In giving managed care plans a choice, and not covering tests in traditional Medicare, Congress has treated the program differently than the private insurance industry and other public insurance overseen by CMS. The first two coronavirus relief laws, adopted in March 2020, when the pandemic was new, require insurance carriers that sell group or individual plans to cover coronavirus tests and treatment, at no cost to consumers as long as the country remains under a federal public health emergency.
Last year, the American Rescue Plan law said that Medicaid, the public insurance for the poor, and the Children’s Health Insurance Program, for youngsters from working-class families, must cover at-home coronavirus tests authorized by the FDA without any charge to the consumers.
Neither law mentioned Medicare.
“This should have been spelled out in the original legislation, which it was not,” said Rep. Bill Pascrell Jr. (D-N.J.), who began to hear complaints from constituents with Medicare late last year. “This is a glaring hole in our national policy,” he said in an interview.
Last month, after Biden announced that insurers must pay for as many as eight tests per person each month for Americans with private coverage, Pascrell and Rep. Scott Peters (D-Calif.) sent the president a letter, urging the administration to “close the gap.” It was the first of several letters from Capitol Hill. They included a letter two days later to Health and Human Services Department Secretary Xavier Becerra from Reps. Tom Malinowski (D-N.J.) and Kim Schrier (D-Wash.) and a bipartisan group of more than 100 other House members, followed by another letter to Becerra last week from Sen. Debbie Stabenow (Mich.) that was co-signed by 18 fellow Senate Democrats.
Three days after Pascrell and Peters wrote, White House press secretary Jen Psaki was asked why Medicare does not always pay for the tests. Psaki replied that the administration is “exploring a range of options.” She did not elaborate.
In the interview, Seshamani, the Medicare director, said officials are examining the law governing the program to see how laboratory tests and diagnostics are defined. They are studying the program’s regulations to figure out whether an over-the-counter test could fit into any of the agency’s guidance.

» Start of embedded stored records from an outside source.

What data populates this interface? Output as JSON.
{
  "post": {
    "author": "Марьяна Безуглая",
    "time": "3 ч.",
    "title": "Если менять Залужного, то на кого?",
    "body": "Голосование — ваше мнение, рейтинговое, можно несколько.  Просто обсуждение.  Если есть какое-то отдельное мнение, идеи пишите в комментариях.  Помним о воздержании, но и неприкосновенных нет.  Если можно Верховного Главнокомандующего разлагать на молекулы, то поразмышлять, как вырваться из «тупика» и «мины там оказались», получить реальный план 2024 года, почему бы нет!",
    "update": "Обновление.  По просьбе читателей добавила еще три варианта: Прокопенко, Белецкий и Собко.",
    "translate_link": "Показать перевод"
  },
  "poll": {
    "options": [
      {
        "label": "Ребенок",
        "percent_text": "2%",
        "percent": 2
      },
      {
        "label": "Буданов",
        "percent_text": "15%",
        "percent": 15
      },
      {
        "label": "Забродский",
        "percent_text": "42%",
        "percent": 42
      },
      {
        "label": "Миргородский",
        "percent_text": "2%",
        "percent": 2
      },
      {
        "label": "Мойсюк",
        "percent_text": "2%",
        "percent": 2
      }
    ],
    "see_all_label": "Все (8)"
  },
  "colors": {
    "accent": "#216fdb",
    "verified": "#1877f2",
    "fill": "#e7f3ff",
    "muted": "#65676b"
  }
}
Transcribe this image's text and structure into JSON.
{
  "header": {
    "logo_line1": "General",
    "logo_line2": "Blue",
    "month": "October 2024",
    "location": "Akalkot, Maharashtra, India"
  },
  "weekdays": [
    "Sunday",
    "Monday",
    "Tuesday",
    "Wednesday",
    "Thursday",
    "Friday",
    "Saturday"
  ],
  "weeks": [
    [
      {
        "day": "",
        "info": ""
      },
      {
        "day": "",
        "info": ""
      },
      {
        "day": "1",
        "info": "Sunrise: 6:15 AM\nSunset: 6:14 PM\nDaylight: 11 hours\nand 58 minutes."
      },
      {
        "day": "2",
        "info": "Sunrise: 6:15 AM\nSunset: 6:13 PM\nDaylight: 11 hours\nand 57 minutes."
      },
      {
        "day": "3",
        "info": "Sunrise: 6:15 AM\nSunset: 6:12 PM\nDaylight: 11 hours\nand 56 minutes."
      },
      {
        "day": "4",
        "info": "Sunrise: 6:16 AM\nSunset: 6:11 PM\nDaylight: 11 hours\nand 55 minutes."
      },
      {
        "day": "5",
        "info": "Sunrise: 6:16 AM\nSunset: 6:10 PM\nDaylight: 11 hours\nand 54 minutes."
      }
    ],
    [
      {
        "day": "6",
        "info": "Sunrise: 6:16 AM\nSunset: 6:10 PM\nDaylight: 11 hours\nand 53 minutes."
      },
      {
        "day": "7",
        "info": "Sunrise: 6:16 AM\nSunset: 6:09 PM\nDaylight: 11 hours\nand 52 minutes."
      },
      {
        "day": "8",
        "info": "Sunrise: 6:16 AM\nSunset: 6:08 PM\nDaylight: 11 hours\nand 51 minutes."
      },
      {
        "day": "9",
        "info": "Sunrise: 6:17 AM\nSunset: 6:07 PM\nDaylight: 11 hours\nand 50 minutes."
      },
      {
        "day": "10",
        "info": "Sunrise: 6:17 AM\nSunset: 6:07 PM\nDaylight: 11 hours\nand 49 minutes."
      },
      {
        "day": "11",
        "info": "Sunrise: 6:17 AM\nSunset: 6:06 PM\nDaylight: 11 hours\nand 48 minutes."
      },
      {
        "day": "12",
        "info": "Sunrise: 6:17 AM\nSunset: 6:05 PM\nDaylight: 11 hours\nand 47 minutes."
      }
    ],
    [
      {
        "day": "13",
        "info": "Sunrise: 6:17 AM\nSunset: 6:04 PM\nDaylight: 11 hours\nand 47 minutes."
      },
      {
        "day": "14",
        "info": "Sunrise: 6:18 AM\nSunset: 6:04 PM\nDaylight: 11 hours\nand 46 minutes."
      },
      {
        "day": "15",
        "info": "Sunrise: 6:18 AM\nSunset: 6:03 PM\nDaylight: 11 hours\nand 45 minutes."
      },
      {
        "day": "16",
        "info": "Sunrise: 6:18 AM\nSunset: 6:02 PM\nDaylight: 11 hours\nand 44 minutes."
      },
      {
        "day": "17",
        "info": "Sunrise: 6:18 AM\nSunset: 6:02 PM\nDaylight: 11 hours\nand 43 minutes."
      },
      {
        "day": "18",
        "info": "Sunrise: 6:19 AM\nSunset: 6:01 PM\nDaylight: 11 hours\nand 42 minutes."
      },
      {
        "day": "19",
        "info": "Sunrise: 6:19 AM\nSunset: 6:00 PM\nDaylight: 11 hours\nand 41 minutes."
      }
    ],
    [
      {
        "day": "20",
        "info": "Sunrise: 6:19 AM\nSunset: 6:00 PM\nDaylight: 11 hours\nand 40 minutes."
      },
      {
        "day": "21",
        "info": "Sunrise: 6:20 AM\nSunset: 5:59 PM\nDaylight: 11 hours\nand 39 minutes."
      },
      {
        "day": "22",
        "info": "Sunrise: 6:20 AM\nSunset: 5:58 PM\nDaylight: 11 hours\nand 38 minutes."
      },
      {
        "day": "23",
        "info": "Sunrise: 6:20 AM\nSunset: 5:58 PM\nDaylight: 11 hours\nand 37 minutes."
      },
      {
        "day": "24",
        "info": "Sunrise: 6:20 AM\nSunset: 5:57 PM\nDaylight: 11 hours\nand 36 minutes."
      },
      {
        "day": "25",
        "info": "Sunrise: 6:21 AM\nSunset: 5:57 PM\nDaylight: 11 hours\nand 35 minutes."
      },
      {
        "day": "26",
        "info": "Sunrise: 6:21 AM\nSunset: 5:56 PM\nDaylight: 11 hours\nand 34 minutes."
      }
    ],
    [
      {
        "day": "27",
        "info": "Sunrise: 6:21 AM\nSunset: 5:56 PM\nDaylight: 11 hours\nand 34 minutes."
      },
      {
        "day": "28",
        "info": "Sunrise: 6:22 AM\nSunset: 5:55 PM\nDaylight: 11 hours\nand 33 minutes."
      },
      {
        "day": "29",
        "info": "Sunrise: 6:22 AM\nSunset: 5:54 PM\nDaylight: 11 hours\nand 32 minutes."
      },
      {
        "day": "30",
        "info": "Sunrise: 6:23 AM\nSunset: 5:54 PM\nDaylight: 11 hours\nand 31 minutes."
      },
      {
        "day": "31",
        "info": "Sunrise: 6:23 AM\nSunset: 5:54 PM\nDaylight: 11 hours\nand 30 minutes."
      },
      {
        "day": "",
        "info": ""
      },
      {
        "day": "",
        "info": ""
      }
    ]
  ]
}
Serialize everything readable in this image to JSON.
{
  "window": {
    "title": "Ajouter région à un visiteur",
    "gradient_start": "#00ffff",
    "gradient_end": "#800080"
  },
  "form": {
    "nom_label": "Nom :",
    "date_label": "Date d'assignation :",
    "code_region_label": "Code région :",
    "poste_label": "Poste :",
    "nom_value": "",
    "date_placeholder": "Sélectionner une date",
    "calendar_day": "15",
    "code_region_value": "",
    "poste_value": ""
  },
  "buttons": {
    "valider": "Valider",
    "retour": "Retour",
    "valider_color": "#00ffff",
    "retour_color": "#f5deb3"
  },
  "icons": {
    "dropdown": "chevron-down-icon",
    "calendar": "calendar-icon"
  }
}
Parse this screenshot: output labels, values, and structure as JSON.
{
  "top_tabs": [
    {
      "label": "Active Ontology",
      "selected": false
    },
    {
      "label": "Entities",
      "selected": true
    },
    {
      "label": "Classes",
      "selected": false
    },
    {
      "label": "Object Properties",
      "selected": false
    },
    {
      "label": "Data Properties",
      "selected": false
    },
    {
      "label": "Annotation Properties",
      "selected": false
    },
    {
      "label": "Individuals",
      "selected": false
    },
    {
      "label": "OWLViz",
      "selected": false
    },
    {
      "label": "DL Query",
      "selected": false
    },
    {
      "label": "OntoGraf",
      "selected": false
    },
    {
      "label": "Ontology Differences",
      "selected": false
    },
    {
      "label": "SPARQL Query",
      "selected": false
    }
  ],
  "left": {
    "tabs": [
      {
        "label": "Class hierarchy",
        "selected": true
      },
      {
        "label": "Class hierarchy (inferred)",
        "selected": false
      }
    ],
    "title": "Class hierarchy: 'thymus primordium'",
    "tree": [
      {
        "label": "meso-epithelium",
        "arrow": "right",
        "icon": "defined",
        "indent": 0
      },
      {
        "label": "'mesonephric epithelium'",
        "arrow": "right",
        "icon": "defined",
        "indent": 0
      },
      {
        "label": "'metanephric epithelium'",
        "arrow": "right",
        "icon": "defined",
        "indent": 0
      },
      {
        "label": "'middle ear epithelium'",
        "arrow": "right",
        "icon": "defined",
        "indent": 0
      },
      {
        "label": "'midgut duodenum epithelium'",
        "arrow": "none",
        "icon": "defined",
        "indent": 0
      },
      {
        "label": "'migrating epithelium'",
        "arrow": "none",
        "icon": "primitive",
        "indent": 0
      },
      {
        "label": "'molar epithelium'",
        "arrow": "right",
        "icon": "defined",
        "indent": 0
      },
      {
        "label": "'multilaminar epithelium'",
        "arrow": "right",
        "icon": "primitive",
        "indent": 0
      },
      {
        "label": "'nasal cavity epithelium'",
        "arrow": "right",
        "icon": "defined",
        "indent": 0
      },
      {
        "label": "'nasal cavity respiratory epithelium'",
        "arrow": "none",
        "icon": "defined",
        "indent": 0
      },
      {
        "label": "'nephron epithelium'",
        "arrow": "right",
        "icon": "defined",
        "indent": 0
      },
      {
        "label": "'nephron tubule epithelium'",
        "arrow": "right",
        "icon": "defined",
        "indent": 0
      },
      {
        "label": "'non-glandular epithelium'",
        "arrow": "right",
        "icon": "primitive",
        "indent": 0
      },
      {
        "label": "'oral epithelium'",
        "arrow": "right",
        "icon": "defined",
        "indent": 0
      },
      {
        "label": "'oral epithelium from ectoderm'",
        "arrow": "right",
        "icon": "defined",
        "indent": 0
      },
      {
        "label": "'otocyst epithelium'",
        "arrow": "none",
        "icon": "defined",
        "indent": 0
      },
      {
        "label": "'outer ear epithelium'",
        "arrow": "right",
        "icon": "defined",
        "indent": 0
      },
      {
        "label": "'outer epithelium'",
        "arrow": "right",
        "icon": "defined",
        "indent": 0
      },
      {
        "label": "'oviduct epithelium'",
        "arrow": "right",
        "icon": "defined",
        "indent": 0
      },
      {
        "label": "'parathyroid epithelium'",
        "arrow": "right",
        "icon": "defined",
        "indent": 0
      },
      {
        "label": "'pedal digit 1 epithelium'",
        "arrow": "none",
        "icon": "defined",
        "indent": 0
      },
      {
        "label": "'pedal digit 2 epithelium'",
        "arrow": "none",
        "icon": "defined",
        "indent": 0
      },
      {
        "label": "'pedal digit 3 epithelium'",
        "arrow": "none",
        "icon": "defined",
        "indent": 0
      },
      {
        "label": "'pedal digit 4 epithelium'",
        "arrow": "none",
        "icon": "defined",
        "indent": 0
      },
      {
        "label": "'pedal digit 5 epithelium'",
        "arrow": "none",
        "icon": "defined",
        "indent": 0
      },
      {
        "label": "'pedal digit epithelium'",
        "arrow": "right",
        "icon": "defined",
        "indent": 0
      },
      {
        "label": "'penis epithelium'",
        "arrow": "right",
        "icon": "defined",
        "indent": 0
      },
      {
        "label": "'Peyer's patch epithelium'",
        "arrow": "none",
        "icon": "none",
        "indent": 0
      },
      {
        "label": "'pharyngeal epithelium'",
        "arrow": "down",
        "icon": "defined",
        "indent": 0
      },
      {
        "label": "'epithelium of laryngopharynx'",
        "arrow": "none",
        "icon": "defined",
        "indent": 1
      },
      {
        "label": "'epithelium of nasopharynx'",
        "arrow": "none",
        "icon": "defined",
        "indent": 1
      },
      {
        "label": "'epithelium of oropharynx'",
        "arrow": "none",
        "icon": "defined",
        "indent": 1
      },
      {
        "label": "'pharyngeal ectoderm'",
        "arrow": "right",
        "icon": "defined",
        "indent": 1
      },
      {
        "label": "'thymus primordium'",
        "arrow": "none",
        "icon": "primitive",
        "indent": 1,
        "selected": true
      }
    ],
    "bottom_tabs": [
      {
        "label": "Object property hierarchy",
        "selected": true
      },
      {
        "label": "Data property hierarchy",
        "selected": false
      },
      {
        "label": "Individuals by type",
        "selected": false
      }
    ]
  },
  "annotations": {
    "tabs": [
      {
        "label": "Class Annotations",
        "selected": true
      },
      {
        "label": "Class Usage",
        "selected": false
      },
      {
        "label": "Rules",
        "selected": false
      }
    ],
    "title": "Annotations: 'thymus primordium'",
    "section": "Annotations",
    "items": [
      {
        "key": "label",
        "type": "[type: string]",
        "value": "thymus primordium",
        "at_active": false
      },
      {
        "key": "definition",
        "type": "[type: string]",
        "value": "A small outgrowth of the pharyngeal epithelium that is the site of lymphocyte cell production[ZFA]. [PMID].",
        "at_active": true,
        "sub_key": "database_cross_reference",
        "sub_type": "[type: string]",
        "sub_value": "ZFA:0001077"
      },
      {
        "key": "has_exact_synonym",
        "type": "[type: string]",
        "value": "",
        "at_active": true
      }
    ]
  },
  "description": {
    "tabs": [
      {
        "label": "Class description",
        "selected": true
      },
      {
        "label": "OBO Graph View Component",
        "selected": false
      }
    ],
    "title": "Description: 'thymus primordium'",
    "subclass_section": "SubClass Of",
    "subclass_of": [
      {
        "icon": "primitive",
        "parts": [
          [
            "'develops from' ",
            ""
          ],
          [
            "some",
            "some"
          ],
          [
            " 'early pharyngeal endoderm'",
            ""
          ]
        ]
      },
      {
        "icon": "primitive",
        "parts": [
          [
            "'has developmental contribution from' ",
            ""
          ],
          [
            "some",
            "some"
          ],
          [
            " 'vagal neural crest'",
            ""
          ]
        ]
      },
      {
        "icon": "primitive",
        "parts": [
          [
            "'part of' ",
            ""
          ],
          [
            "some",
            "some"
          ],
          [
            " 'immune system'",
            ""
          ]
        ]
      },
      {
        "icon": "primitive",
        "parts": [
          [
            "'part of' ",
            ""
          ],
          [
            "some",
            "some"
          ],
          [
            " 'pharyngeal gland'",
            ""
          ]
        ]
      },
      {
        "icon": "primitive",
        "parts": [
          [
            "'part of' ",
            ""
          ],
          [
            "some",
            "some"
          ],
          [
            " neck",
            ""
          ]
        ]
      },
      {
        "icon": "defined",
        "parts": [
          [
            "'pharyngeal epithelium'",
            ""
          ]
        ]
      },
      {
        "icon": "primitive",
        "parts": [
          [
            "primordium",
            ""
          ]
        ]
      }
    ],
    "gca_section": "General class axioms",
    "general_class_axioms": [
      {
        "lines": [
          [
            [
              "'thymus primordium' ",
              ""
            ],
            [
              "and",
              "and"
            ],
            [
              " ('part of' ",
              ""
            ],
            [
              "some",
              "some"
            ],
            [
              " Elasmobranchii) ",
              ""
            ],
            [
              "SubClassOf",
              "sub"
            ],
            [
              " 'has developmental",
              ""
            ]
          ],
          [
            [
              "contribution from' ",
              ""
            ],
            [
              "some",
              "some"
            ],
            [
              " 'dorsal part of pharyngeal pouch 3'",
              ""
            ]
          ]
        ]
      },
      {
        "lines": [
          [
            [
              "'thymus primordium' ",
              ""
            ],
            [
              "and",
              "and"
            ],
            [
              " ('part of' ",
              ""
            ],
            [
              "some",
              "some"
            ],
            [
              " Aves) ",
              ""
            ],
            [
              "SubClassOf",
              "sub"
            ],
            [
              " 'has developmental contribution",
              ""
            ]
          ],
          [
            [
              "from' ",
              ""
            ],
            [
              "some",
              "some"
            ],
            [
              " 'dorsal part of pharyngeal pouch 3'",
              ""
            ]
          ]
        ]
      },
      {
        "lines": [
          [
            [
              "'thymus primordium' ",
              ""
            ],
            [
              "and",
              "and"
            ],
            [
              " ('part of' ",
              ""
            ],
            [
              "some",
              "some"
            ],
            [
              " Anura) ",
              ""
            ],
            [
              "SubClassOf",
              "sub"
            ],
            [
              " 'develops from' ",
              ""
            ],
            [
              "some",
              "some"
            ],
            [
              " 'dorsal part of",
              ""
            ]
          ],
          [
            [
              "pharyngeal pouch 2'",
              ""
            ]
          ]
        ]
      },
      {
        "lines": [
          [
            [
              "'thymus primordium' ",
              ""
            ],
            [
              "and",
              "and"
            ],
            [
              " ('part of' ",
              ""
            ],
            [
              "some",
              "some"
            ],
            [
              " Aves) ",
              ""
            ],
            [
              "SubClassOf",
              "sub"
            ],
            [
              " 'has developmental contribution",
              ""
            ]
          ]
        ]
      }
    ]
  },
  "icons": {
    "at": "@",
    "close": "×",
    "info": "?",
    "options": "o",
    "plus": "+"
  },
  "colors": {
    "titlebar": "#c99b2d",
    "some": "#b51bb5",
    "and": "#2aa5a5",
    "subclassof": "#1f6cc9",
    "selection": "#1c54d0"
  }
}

And they are thinking through logistics, including whether the pharmacies and other places that consumers buy coronavirus tests are enrolled in the program as Medicare providers, whether there is a diagnosis or procedure code they could use to submit claims for reimbursement, and whether the right kind of claims form exists.
“If there’s anything we have learned from this virus, it is … the pandemic is an ever-changing environment,” Seshamani said, “and we are evolving with it.”
Dan Keating contributed to this report.